The fat man yelled to the crowd, “Stay back or I’ll shoot!” He jammed the gun further into Pres’s chin. “Where are your keys?”
“You aren’t the police!” a woman yelled.
Someone else shouted, “If they were police, they would have shot somebody by now!”
Two police cars pulled up with their lights flashing. As the officers got out of their cars, the fat man and the tall man placed their guns on top of the cars and raised their hands. “We have permits to carry guns,” the blond man said loudly.
As soon as the fat man raised his hands, Pres kneed him in the crotch. Air whooshed out of the man’s mouth as he bent over.
“What’s going on here?” said a policeman as he pushed his way through the crowd. Someone stepped out from the throng and kicked the fat man in the head as he started to straighten up. “That’s for Pres!” The fat man staggered back against the car and snarled, “Oh, fuck, no!” He spun and reached for his gun, but Pres intercepted him.

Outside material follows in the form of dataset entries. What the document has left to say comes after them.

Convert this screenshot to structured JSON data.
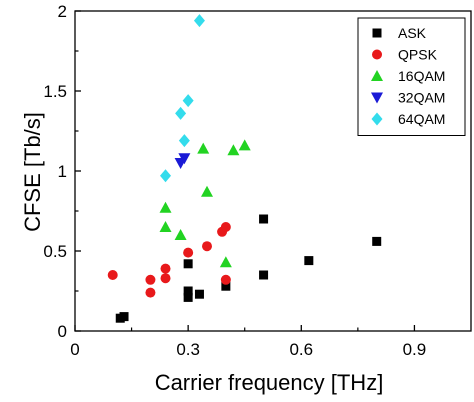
{
  "chart_data": {
    "type": "scatter",
    "xlabel": "Carrier frequency [THz]",
    "ylabel": "CFSE [Tb/s]",
    "xlim": [
      0,
      1.05
    ],
    "ylim": [
      0,
      2
    ],
    "xticks": [
      0,
      0.3,
      0.6,
      0.9
    ],
    "xtick_labels": [
      "0",
      "0.3",
      "0.6",
      "0.9"
    ],
    "yticks": [
      0,
      0.5,
      1,
      1.5,
      2
    ],
    "ytick_labels": [
      "0",
      "0.5",
      "1",
      "1.5",
      "2"
    ],
    "legend_position": "top-right",
    "series": [
      {
        "name": "ASK",
        "marker": "square",
        "color": "#000000",
        "x": [
          0.12,
          0.13,
          0.3,
          0.3,
          0.3,
          0.33,
          0.4,
          0.5,
          0.5,
          0.62,
          0.8
        ],
        "y": [
          0.08,
          0.09,
          0.42,
          0.25,
          0.21,
          0.23,
          0.28,
          0.7,
          0.35,
          0.44,
          0.56
        ]
      },
      {
        "name": "QPSK",
        "marker": "circle",
        "color": "#e8191b",
        "x": [
          0.1,
          0.2,
          0.2,
          0.24,
          0.24,
          0.3,
          0.35,
          0.39,
          0.4,
          0.4
        ],
        "y": [
          0.35,
          0.24,
          0.32,
          0.33,
          0.39,
          0.49,
          0.53,
          0.62,
          0.65,
          0.32
        ]
      },
      {
        "name": "16QAM",
        "marker": "triangle-up",
        "color": "#22d322",
        "x": [
          0.24,
          0.24,
          0.28,
          0.34,
          0.35,
          0.4,
          0.42,
          0.45
        ],
        "y": [
          0.77,
          0.65,
          0.6,
          1.14,
          0.87,
          0.43,
          1.13,
          1.16
        ]
      },
      {
        "name": "32QAM",
        "marker": "triangle-down",
        "color": "#1a1ad6",
        "x": [
          0.28,
          0.29
        ],
        "y": [
          1.05,
          1.08
        ]
      },
      {
        "name": "64QAM",
        "marker": "diamond",
        "color": "#33dcec",
        "x": [
          0.24,
          0.28,
          0.29,
          0.3,
          0.33
        ],
        "y": [
          0.97,
          1.36,
          1.19,
          1.44,
          1.94
        ]
      }
    ]
  }
}
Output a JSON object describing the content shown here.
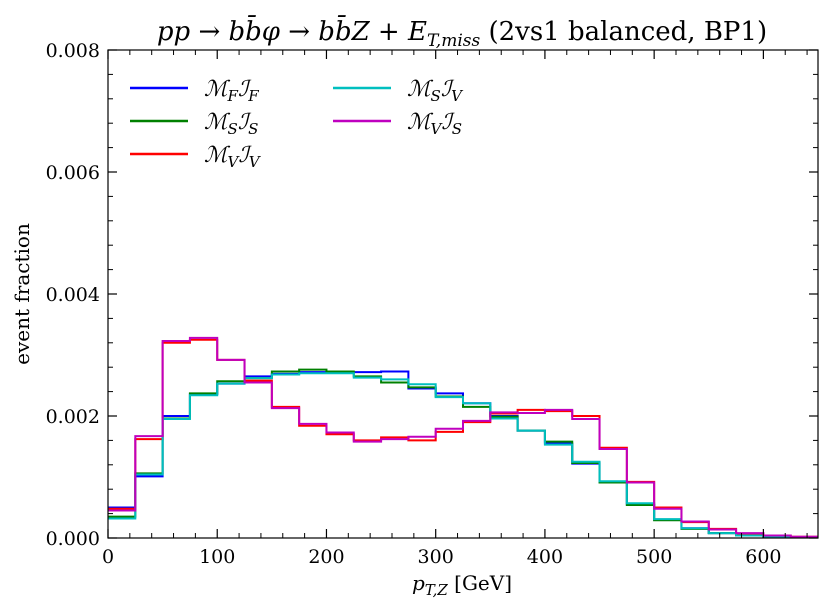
{
  "chart_data": {
    "type": "line",
    "title": "pp → bb̄φ → bb̄Z + E_T,miss (2vs1 balanced, BP1)",
    "xlabel": "p_T,Z [GeV]",
    "ylabel": "event fraction",
    "xlim": [
      0,
      650
    ],
    "ylim": [
      0,
      0.008
    ],
    "xticks": [
      "0",
      "100",
      "200",
      "300",
      "400",
      "500",
      "600"
    ],
    "yticks": [
      "0.000",
      "0.002",
      "0.004",
      "0.006",
      "0.008"
    ],
    "legend_position": "top-left",
    "bin_width": 25,
    "bin_edges": [
      0,
      25,
      50,
      75,
      100,
      125,
      150,
      175,
      200,
      225,
      250,
      275,
      300,
      325,
      350,
      375,
      400,
      425,
      450,
      475,
      500,
      525,
      550,
      575,
      600,
      625,
      650
    ],
    "series": [
      {
        "name": "M_F I_F",
        "color": "#0000ff",
        "values": [
          0.0005,
          0.00101,
          0.002,
          0.00236,
          0.00253,
          0.00265,
          0.00269,
          0.00272,
          0.00272,
          0.00272,
          0.00273,
          0.00245,
          0.00237,
          0.00221,
          0.002,
          0.00176,
          0.00155,
          0.00122,
          0.00092,
          0.00055,
          0.0003,
          0.00016,
          8e-05,
          4e-05,
          2e-05,
          1e-05
        ]
      },
      {
        "name": "M_S I_S",
        "color": "#008000",
        "values": [
          0.00035,
          0.00106,
          0.00196,
          0.00237,
          0.00257,
          0.00262,
          0.00273,
          0.00276,
          0.00273,
          0.00265,
          0.00255,
          0.00247,
          0.00232,
          0.00215,
          0.00199,
          0.00176,
          0.00158,
          0.00123,
          0.00091,
          0.00054,
          0.00029,
          0.00015,
          8e-05,
          4e-05,
          2e-05,
          1e-05
        ]
      },
      {
        "name": "M_V I_V",
        "color": "#ff0000",
        "values": [
          0.00048,
          0.00162,
          0.0032,
          0.00325,
          0.00292,
          0.00258,
          0.00215,
          0.00184,
          0.0017,
          0.0016,
          0.00165,
          0.0016,
          0.00174,
          0.0019,
          0.00204,
          0.0021,
          0.00208,
          0.002,
          0.00148,
          0.00092,
          0.0005,
          0.00026,
          0.00015,
          7e-05,
          4e-05,
          2e-05
        ]
      },
      {
        "name": "M_S I_V",
        "color": "#00bfbf",
        "values": [
          0.00032,
          0.00104,
          0.00195,
          0.00234,
          0.00253,
          0.00262,
          0.00268,
          0.0027,
          0.0027,
          0.00263,
          0.0026,
          0.00252,
          0.00231,
          0.00221,
          0.00196,
          0.00176,
          0.00153,
          0.00125,
          0.00093,
          0.00057,
          0.00031,
          0.00016,
          8e-05,
          4e-05,
          2e-05,
          1e-05
        ]
      },
      {
        "name": "M_V I_S",
        "color": "#bf00bf",
        "values": [
          0.00045,
          0.00167,
          0.00323,
          0.00328,
          0.00292,
          0.00255,
          0.00213,
          0.00187,
          0.00173,
          0.00158,
          0.00162,
          0.00166,
          0.00179,
          0.00192,
          0.00206,
          0.00205,
          0.0021,
          0.00195,
          0.00146,
          0.00091,
          0.00048,
          0.00027,
          0.00014,
          8e-05,
          4e-05,
          2e-05
        ]
      }
    ]
  }
}
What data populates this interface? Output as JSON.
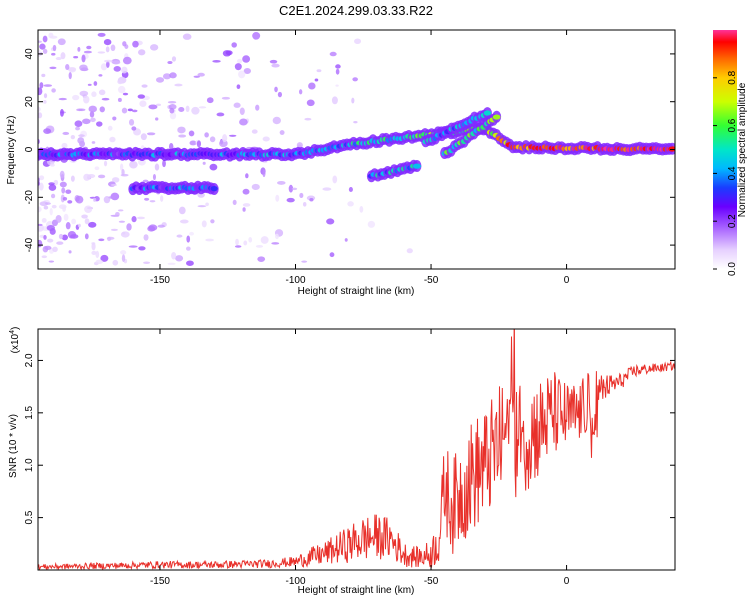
{
  "figure": {
    "title": "C2E1.2024.299.03.33.R22"
  },
  "colors": {
    "snr_line": "#e8302a",
    "frame": "#000000",
    "colormap": [
      "#ffffff",
      "#e6d0ff",
      "#b070ff",
      "#6a00ff",
      "#1a3cff",
      "#00b8ff",
      "#00e6c8",
      "#33ff33",
      "#ccff00",
      "#ffcc00",
      "#ff6600",
      "#ff0000",
      "#ff3399"
    ]
  },
  "chart_data": [
    {
      "type": "heatmap",
      "title": "C2E1.2024.299.03.33.R22",
      "xlabel": "Height of straight line (km)",
      "ylabel": "Frequency (Hz)",
      "xlim": [
        -195,
        40
      ],
      "ylim": [
        -50,
        50
      ],
      "xticks": [
        -150,
        -100,
        -50,
        0
      ],
      "yticks": [
        -40,
        -20,
        0,
        20,
        40
      ],
      "xtick_labels": [
        "-150",
        "-100",
        "-50",
        "0"
      ],
      "ytick_labels": [
        "-40",
        "-20",
        "0",
        "20",
        "40"
      ],
      "colorbar": {
        "label": "Normalized spectral amplitude",
        "range": [
          0,
          1
        ],
        "ticks": [
          0.0,
          0.2,
          0.4,
          0.6,
          0.8
        ],
        "tick_labels": [
          "0.0",
          "0.2",
          "0.4",
          "0.6",
          "0.8"
        ]
      },
      "traces": [
        {
          "x": [
            -195,
            -100,
            -80,
            -60,
            -45,
            -30,
            -20,
            40
          ],
          "y": [
            -2,
            -2,
            2,
            5,
            7,
            9,
            1,
            0
          ],
          "amplitude": [
            0.3,
            0.38,
            0.45,
            0.5,
            0.55,
            0.55,
            0.85,
            0.92
          ]
        },
        {
          "x": [
            -72,
            -55
          ],
          "y": [
            -11,
            -7
          ],
          "amplitude": [
            0.4,
            0.45
          ]
        },
        {
          "x": [
            -52,
            -28
          ],
          "y": [
            3,
            16
          ],
          "amplitude": [
            0.4,
            0.45
          ]
        },
        {
          "x": [
            -45,
            -25
          ],
          "y": [
            -2,
            14
          ],
          "amplitude": [
            0.5,
            0.55
          ]
        },
        {
          "x": [
            -160,
            -130
          ],
          "y": [
            -16,
            -16
          ],
          "amplitude": [
            0.3,
            0.35
          ]
        }
      ]
    },
    {
      "type": "line",
      "title": "",
      "xlabel": "Height of straight line (km)",
      "ylabel": "SNR (10 * v/v)",
      "y_scale_label": "(x10",
      "y_scale_exp": "4",
      "y_scale_close": ")",
      "xlim": [
        -195,
        40
      ],
      "ylim": [
        0,
        23000
      ],
      "xticks": [
        -150,
        -100,
        -50,
        0
      ],
      "yticks": [
        5000,
        10000,
        15000,
        20000
      ],
      "xtick_labels": [
        "-150",
        "-100",
        "-50",
        "0"
      ],
      "ytick_labels": [
        "0.5",
        "1.0",
        "1.5",
        "2.0"
      ],
      "series": [
        {
          "x": [
            -195,
            -170,
            -150,
            -130,
            -110,
            -100,
            -95,
            -90,
            -80,
            -75,
            -70,
            -65,
            -60,
            -55,
            -50,
            -47,
            -45,
            -42,
            -40,
            -35,
            -30,
            -25,
            -20,
            -18,
            -15,
            -10,
            -5,
            0,
            5,
            8,
            10,
            12,
            15,
            20,
            25,
            30,
            35,
            40
          ],
          "y": [
            300,
            400,
            500,
            500,
            600,
            800,
            1200,
            1500,
            2500,
            3000,
            3200,
            3000,
            1500,
            1200,
            1500,
            3000,
            8000,
            6000,
            7000,
            9000,
            10000,
            12000,
            14000,
            12000,
            13000,
            13500,
            15000,
            14500,
            15000,
            16000,
            12000,
            17000,
            17500,
            18000,
            19000,
            19200,
            19300,
            19500
          ],
          "spread": [
            250,
            300,
            350,
            350,
            400,
            500,
            900,
            1100,
            1800,
            2200,
            2200,
            2000,
            1200,
            1000,
            1400,
            2500,
            4500,
            4500,
            5000,
            5500,
            5500,
            5500,
            6000,
            6000,
            5500,
            5000,
            4200,
            3500,
            3000,
            3000,
            3500,
            2000,
            1200,
            800,
            600,
            500,
            400,
            400
          ]
        }
      ]
    }
  ]
}
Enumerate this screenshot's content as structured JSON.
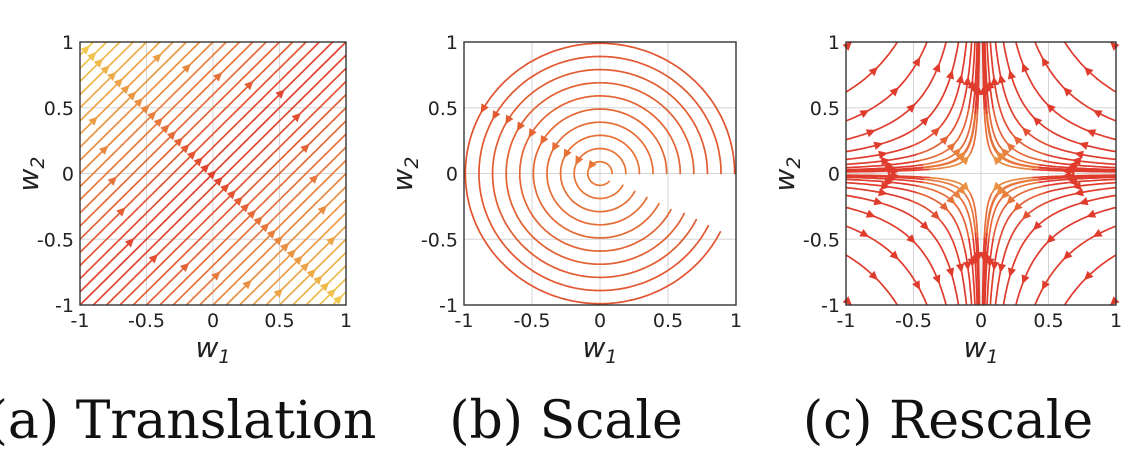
{
  "chart_data": [
    {
      "type": "streamplot",
      "caption": "(a) Translation",
      "field": "translation",
      "xlabel": "w",
      "xlabel_sub": "1",
      "ylabel": "w",
      "ylabel_sub": "2",
      "xlim": [
        -1,
        1
      ],
      "ylim": [
        -1,
        1
      ],
      "xticks": [
        "-1",
        "-0.5",
        "0",
        "0.5",
        "1"
      ],
      "yticks": [
        "-1",
        "-0.5",
        "0",
        "0.5",
        "1"
      ],
      "grid": true,
      "colors": [
        "#e0402e",
        "#f0c850"
      ]
    },
    {
      "type": "streamplot",
      "caption": "(b) Scale",
      "field": "rotation",
      "xlabel": "w",
      "xlabel_sub": "1",
      "ylabel": "w",
      "ylabel_sub": "2",
      "xlim": [
        -1,
        1
      ],
      "ylim": [
        -1,
        1
      ],
      "xticks": [
        "-1",
        "-0.5",
        "0",
        "0.5",
        "1"
      ],
      "yticks": [
        "-1",
        "-0.5",
        "0",
        "0.5",
        "1"
      ],
      "grid": true,
      "colors": [
        "#e0502e",
        "#f0a040"
      ]
    },
    {
      "type": "streamplot",
      "caption": "(c) Rescale",
      "field": "hyperbolic",
      "xlabel": "w",
      "xlabel_sub": "1",
      "ylabel": "w",
      "ylabel_sub": "2",
      "xlim": [
        -1,
        1
      ],
      "ylim": [
        -1,
        1
      ],
      "xticks": [
        "-1",
        "-0.5",
        "0",
        "0.5",
        "1"
      ],
      "yticks": [
        "-1",
        "-0.5",
        "0",
        "0.5",
        "1"
      ],
      "grid": true,
      "colors": [
        "#e03c2e",
        "#f0c050"
      ]
    }
  ]
}
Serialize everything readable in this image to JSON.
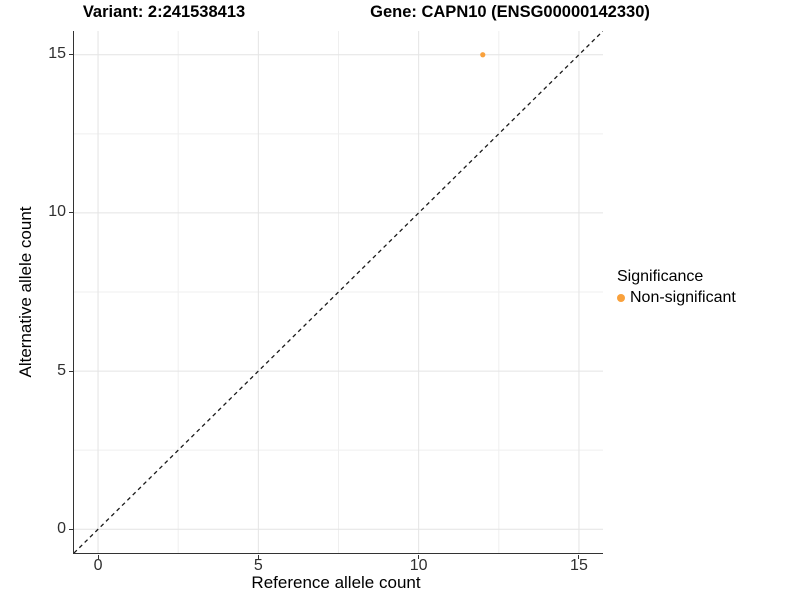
{
  "figure": {
    "background": "#ffffff",
    "axis_color": "#333333",
    "tick_label_color": "#303030"
  },
  "chart_data": {
    "type": "scatter",
    "title_left": "Variant: 2:241538413",
    "title_right": "Gene: CAPN10 (ENSG00000142330)",
    "xlabel": "Reference allele count",
    "ylabel": "Alternative allele count",
    "xlim": [
      -0.75,
      15.75
    ],
    "ylim": [
      -0.75,
      15.75
    ],
    "xticks": [
      {
        "value": 0,
        "label": "0"
      },
      {
        "value": 5,
        "label": "5"
      },
      {
        "value": 10,
        "label": "10"
      },
      {
        "value": 15,
        "label": "15"
      }
    ],
    "yticks": [
      {
        "value": 0,
        "label": "0"
      },
      {
        "value": 5,
        "label": "5"
      },
      {
        "value": 10,
        "label": "10"
      },
      {
        "value": 15,
        "label": "15"
      }
    ],
    "minor_ticks": [
      2.5,
      7.5,
      12.5
    ],
    "grid": {
      "major_color": "#e4e4e4",
      "minor_color": "#efefef"
    },
    "identity_line": {
      "style": "dashed",
      "color": "#1a1a1a",
      "from": [
        -0.75,
        -0.75
      ],
      "to": [
        15.75,
        15.75
      ]
    },
    "points": [
      {
        "x": 12,
        "y": 15,
        "series": "Non-significant",
        "color": "#F9A13C",
        "radius": 2.6
      }
    ],
    "legend": {
      "title": "Significance",
      "position": "right",
      "entries": [
        {
          "label": "Non-significant",
          "color": "#F9A13C"
        }
      ]
    }
  }
}
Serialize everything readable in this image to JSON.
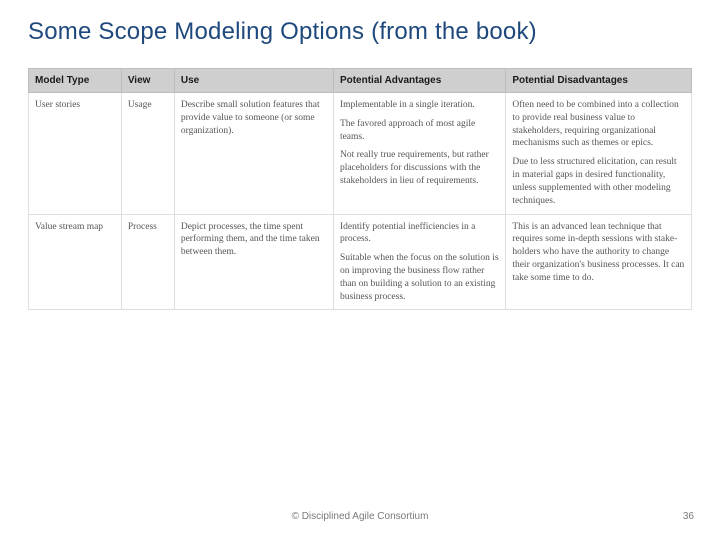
{
  "title": "Some Scope Modeling Options (from the book)",
  "title_color": "#1f497d",
  "table": {
    "type": "table",
    "header_bg": "#cfcfcf",
    "header_fg": "#1a1a1a",
    "body_fg": "#555555",
    "border_color": "#dedede",
    "columns": [
      {
        "label": "Model Type",
        "width_pct": 14
      },
      {
        "label": "View",
        "width_pct": 8
      },
      {
        "label": "Use",
        "width_pct": 24
      },
      {
        "label": "Potential Advantages",
        "width_pct": 26
      },
      {
        "label": "Potential Disadvantages",
        "width_pct": 28
      }
    ],
    "rows": [
      {
        "model_type": "User stories",
        "view": "Usage",
        "use": [
          "Describe small solution features that provide value to someone (or some organization)."
        ],
        "advantages": [
          "Implementable in a single iteration.",
          "The favored approach of most agile teams.",
          "Not really true requirements, but rather placeholders for discussions with the stakeholders in lieu of requirements."
        ],
        "disadvantages": [
          "Often need to be combined into a collection to provide real business value to stakeholders, requiring organizational mechanisms such as themes or epics.",
          "Due to less structured elicitation, can result in material gaps in desired functionality, unless supplemented with other modeling techniques."
        ]
      },
      {
        "model_type": "Value stream map",
        "view": "Process",
        "use": [
          "Depict processes, the time spent performing them, and the time taken between them."
        ],
        "advantages": [
          "Identify potential inefficiencies in a process.",
          "Suitable when the focus on the solution is on improving the business flow rather than on building a solution to an existing business process."
        ],
        "disadvantages": [
          "This is an advanced lean technique that requires some in-depth sessions with stake­holders who have the authority to change their organization's business processes. It can take some time to do."
        ]
      }
    ]
  },
  "footer": "© Disciplined Agile Consortium",
  "page_number": "36"
}
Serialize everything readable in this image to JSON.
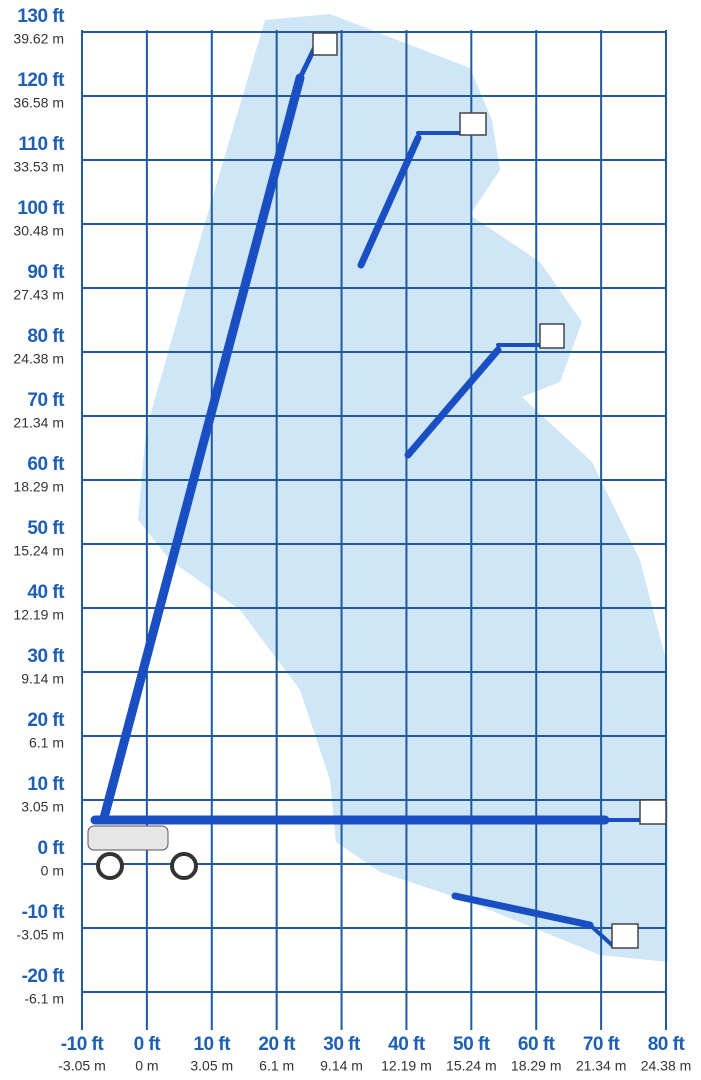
{
  "chart_data": {
    "type": "reach-diagram",
    "xlim": [
      -10,
      80
    ],
    "ylim": [
      -20,
      130
    ],
    "grid": true,
    "xticks": [
      {
        "value": -10,
        "label": "-10 ft"
      },
      {
        "value": 0,
        "label": "0 ft"
      },
      {
        "value": 10,
        "label": "10 ft"
      },
      {
        "value": 20,
        "label": "20 ft"
      },
      {
        "value": 30,
        "label": "30 ft"
      },
      {
        "value": 40,
        "label": "40 ft"
      },
      {
        "value": 50,
        "label": "50 ft"
      },
      {
        "value": 60,
        "label": "60 ft"
      },
      {
        "value": 70,
        "label": "70 ft"
      },
      {
        "value": 80,
        "label": "80 ft"
      }
    ],
    "xticks_metric": [
      {
        "value": -10,
        "label": "-3.05 m"
      },
      {
        "value": 0,
        "label": "0 m"
      },
      {
        "value": 10,
        "label": "3.05 m"
      },
      {
        "value": 20,
        "label": "6.1 m"
      },
      {
        "value": 30,
        "label": "9.14 m"
      },
      {
        "value": 40,
        "label": "12.19 m"
      },
      {
        "value": 50,
        "label": "15.24 m"
      },
      {
        "value": 60,
        "label": "18.29 m"
      },
      {
        "value": 70,
        "label": "21.34 m"
      },
      {
        "value": 80,
        "label": "24.38 m"
      }
    ],
    "yticks": [
      {
        "value": 130,
        "label": "130 ft"
      },
      {
        "value": 120,
        "label": "120 ft"
      },
      {
        "value": 110,
        "label": "110 ft"
      },
      {
        "value": 100,
        "label": "100 ft"
      },
      {
        "value": 90,
        "label": "90 ft"
      },
      {
        "value": 80,
        "label": "80 ft"
      },
      {
        "value": 70,
        "label": "70 ft"
      },
      {
        "value": 60,
        "label": "60 ft"
      },
      {
        "value": 50,
        "label": "50 ft"
      },
      {
        "value": 40,
        "label": "40 ft"
      },
      {
        "value": 30,
        "label": "30 ft"
      },
      {
        "value": 20,
        "label": "20 ft"
      },
      {
        "value": 10,
        "label": "10 ft"
      },
      {
        "value": 0,
        "label": "0 ft"
      },
      {
        "value": -10,
        "label": "-10 ft"
      },
      {
        "value": -20,
        "label": "-20 ft"
      }
    ],
    "yticks_metric": [
      {
        "value": 130,
        "label": "39.62 m"
      },
      {
        "value": 120,
        "label": "36.58 m"
      },
      {
        "value": 110,
        "label": "33.53 m"
      },
      {
        "value": 100,
        "label": "30.48 m"
      },
      {
        "value": 90,
        "label": "27.43 m"
      },
      {
        "value": 80,
        "label": "24.38 m"
      },
      {
        "value": 70,
        "label": "21.34 m"
      },
      {
        "value": 60,
        "label": "18.29 m"
      },
      {
        "value": 50,
        "label": "15.24 m"
      },
      {
        "value": 40,
        "label": "12.19 m"
      },
      {
        "value": 30,
        "label": "9.14 m"
      },
      {
        "value": 20,
        "label": "6.1 m"
      },
      {
        "value": 10,
        "label": "3.05 m"
      },
      {
        "value": 0,
        "label": "0 m"
      },
      {
        "value": -10,
        "label": "-3.05 m"
      },
      {
        "value": -20,
        "label": "-6.1 m"
      }
    ]
  }
}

“Can’t let you do that,” Pres grunted as he wrestled with the fat man, who outweighed him by seventy pounds.
The crowd came immediately to Pres’s aid. In no time the fat man was being pulled away. Pres saw him go down in the center of a swarm of bodies. People crowded in front of him; he couldn’t see what was happening. A woman came to his side and grabbed his arm supportively and led him away.